TOtally useless (Score:3)
I asked it about Tienamen Square and it immediately said that it was a forbidden topic of discussion. WHen I asked it what topics were forbidden it refused to tell me and purposely decided to be vague reasoning that even listing the topics would be tantamount to discussing them or informing people about them which would be against the interests/desires of the government.

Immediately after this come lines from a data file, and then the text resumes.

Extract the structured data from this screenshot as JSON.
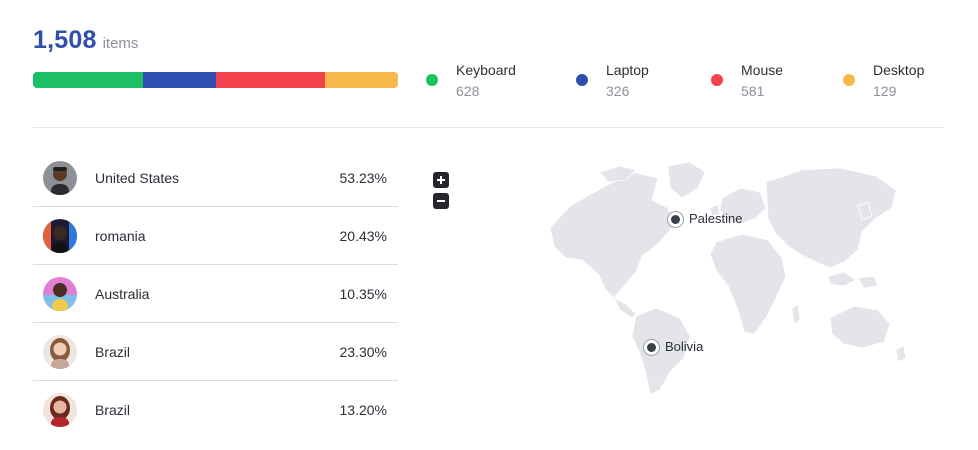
{
  "summary": {
    "total": "1,508",
    "unit": "items"
  },
  "categories": [
    {
      "label": "Keyboard",
      "count": "628",
      "color": "#1cbf63",
      "share": 0.3
    },
    {
      "label": "Laptop",
      "count": "326",
      "color": "#2e4fb0",
      "share": 0.2
    },
    {
      "label": "Mouse",
      "count": "581",
      "color": "#f2434d",
      "share": 0.3
    },
    {
      "label": "Desktop",
      "count": "129",
      "color": "#f6b84b",
      "share": 0.2
    }
  ],
  "countries": [
    {
      "name": "United States",
      "percent": "53.23%",
      "avatar": "avatar-man-gray"
    },
    {
      "name": "romania",
      "percent": "20.43%",
      "avatar": "avatar-man-neon"
    },
    {
      "name": "Australia",
      "percent": "10.35%",
      "avatar": "avatar-man-pink"
    },
    {
      "name": "Brazil",
      "percent": "23.30%",
      "avatar": "avatar-woman-light"
    },
    {
      "name": "Brazil",
      "percent": "13.20%",
      "avatar": "avatar-woman-red"
    }
  ],
  "map": {
    "zoom_in_icon": "plus-icon",
    "zoom_out_icon": "minus-icon",
    "land_color": "#e3e5ea",
    "markers": [
      {
        "label": "Palestine"
      },
      {
        "label": "Bolivia"
      }
    ]
  }
}
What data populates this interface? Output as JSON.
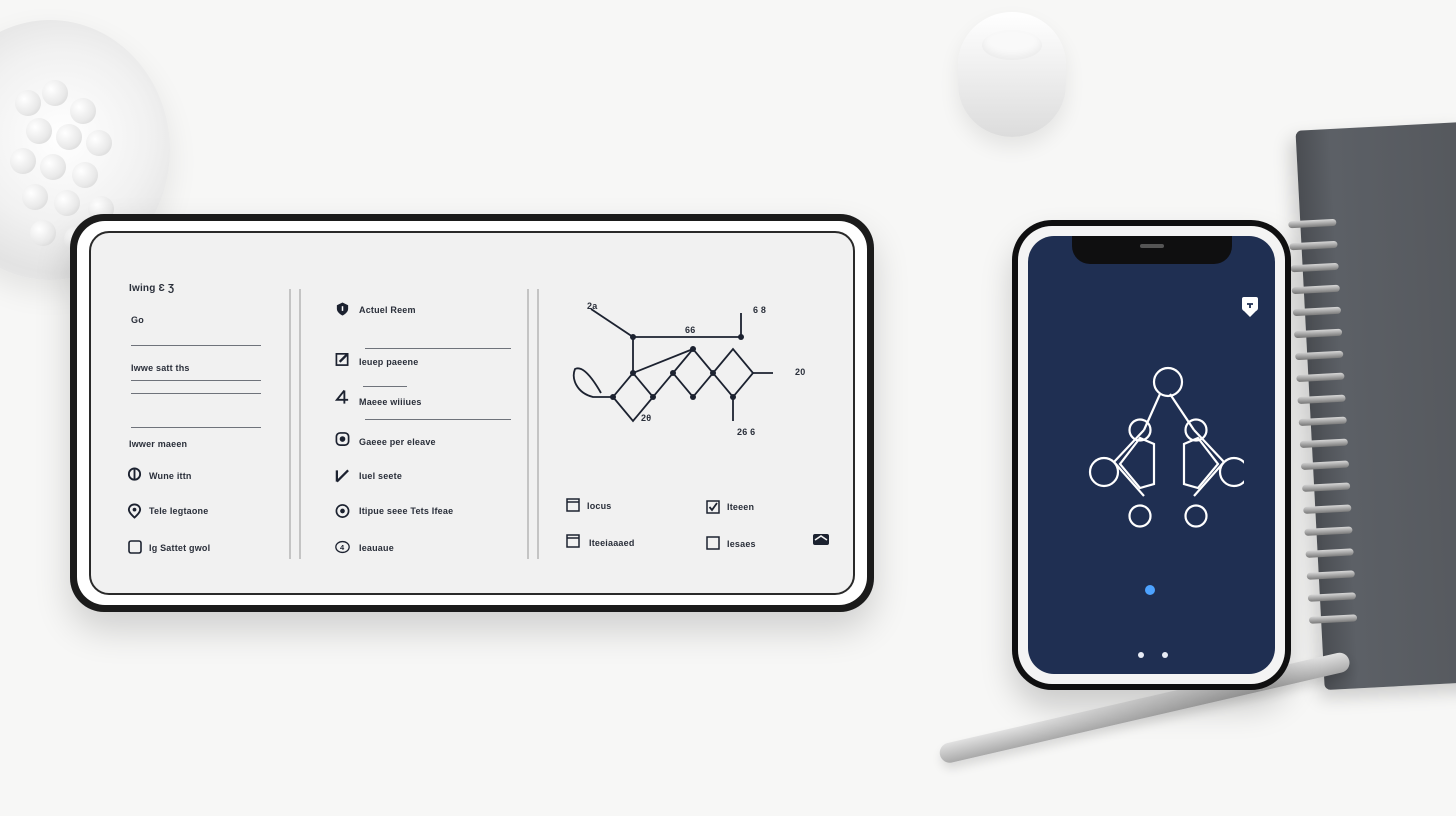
{
  "tablet": {
    "header_title": "Iwing  Ɛ Ʒ",
    "col1": {
      "field_label": "Go",
      "field2_label": "Iwwe satt ths",
      "section_label": "Iwwer maeen",
      "options": [
        {
          "label": "Wune ittn",
          "icon": "speech-bubble-icon"
        },
        {
          "label": "Tele Iegtaone",
          "icon": "location-pin-icon"
        },
        {
          "label": "Ig Sattet gwol",
          "icon": "checkbox-icon"
        }
      ]
    },
    "col2": {
      "items": [
        {
          "label": "Actuel Reem",
          "icon": "shield-icon"
        },
        {
          "label": "Ieuep paeene",
          "icon": "pencil-square-icon"
        },
        {
          "label": "Maeee wiiiues",
          "icon": "number-four-icon"
        },
        {
          "label": "Gaeee per eleave",
          "icon": "dial-icon"
        },
        {
          "label": "Iuel seete",
          "icon": "pencil-icon"
        },
        {
          "label": "Itipue seee  Tets Ifeae",
          "icon": "circle-info-icon"
        },
        {
          "label": "Ieauaue",
          "icon": "number-four-circle-icon"
        }
      ]
    },
    "molecule_labels": {
      "top_left": "2a",
      "top_center": "66",
      "top_right": "6 8",
      "right": "20",
      "bottom_left": "2θ",
      "bottom_right": "26  6"
    },
    "checkbox_grid": [
      {
        "label": "Iocus",
        "checked": false
      },
      {
        "label": "Iteeen",
        "checked": true
      },
      {
        "label": "Iteeiaaaed",
        "checked": false
      },
      {
        "label": "Iesaes",
        "checked": false
      }
    ],
    "corner_icon": "inbox-icon"
  },
  "phone": {
    "screen_color": "#1f2f52",
    "badge_icon": "location-badge-icon",
    "graphic_icon": "network-graph-icon",
    "status_dot_color": "#4da3ff",
    "page_indicator_count": 2
  }
}
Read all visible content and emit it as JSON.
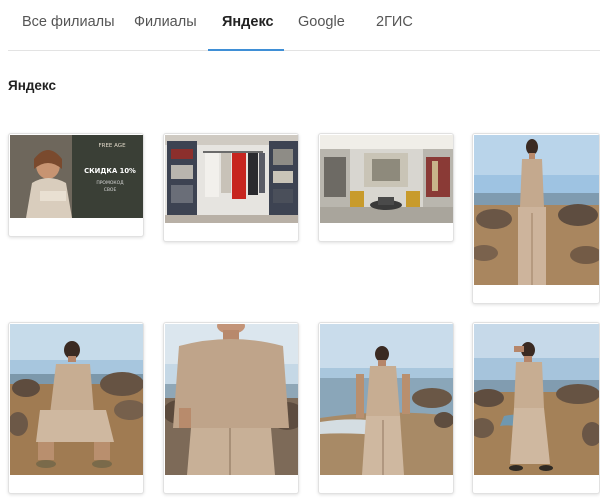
{
  "tabs": [
    {
      "label": "Все филиалы",
      "active": false
    },
    {
      "label": "Филиалы",
      "active": false
    },
    {
      "label": "Яндекс",
      "active": true
    },
    {
      "label": "Google",
      "active": false
    },
    {
      "label": "2ГИС",
      "active": false
    }
  ],
  "section": {
    "title": "Яндекс"
  },
  "banner": {
    "brand": "FREE AGE",
    "headline": "СКИДКА 10%",
    "line1": "ПРОМОКОД",
    "line2": "СВОЕ"
  },
  "colors": {
    "accent": "#3f8fd6",
    "tab_border": "#e3e3e3"
  },
  "photos": [
    {
      "name": "photo-promo-banner",
      "subject": "promo-banner"
    },
    {
      "name": "photo-store-rack",
      "subject": "store-interior"
    },
    {
      "name": "photo-store-hall",
      "subject": "store-interior"
    },
    {
      "name": "photo-model-seaside-standing",
      "subject": "model-on-beach"
    },
    {
      "name": "photo-model-seaside-sitting",
      "subject": "model-on-beach"
    },
    {
      "name": "photo-model-closeup",
      "subject": "model-on-beach"
    },
    {
      "name": "photo-model-shore-walk",
      "subject": "model-on-beach"
    },
    {
      "name": "photo-model-rocks",
      "subject": "model-on-beach"
    }
  ]
}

There is no point in using a Chinese AI as you will never be able to discuss anything that the Communist party doesn't want you to talk about. For fun I asked it its opinion of XI, and it also refused to give any answer at all.
Totally useless. I don't care how well you reason if you refuse to talk about anything important.
Re: (Score:2)
Pliny (github user elder_plinus) has a nice jailbreak prompt you can use to get around that in his jailbreak repo. It's still great for math and science and coding even without breaking it though.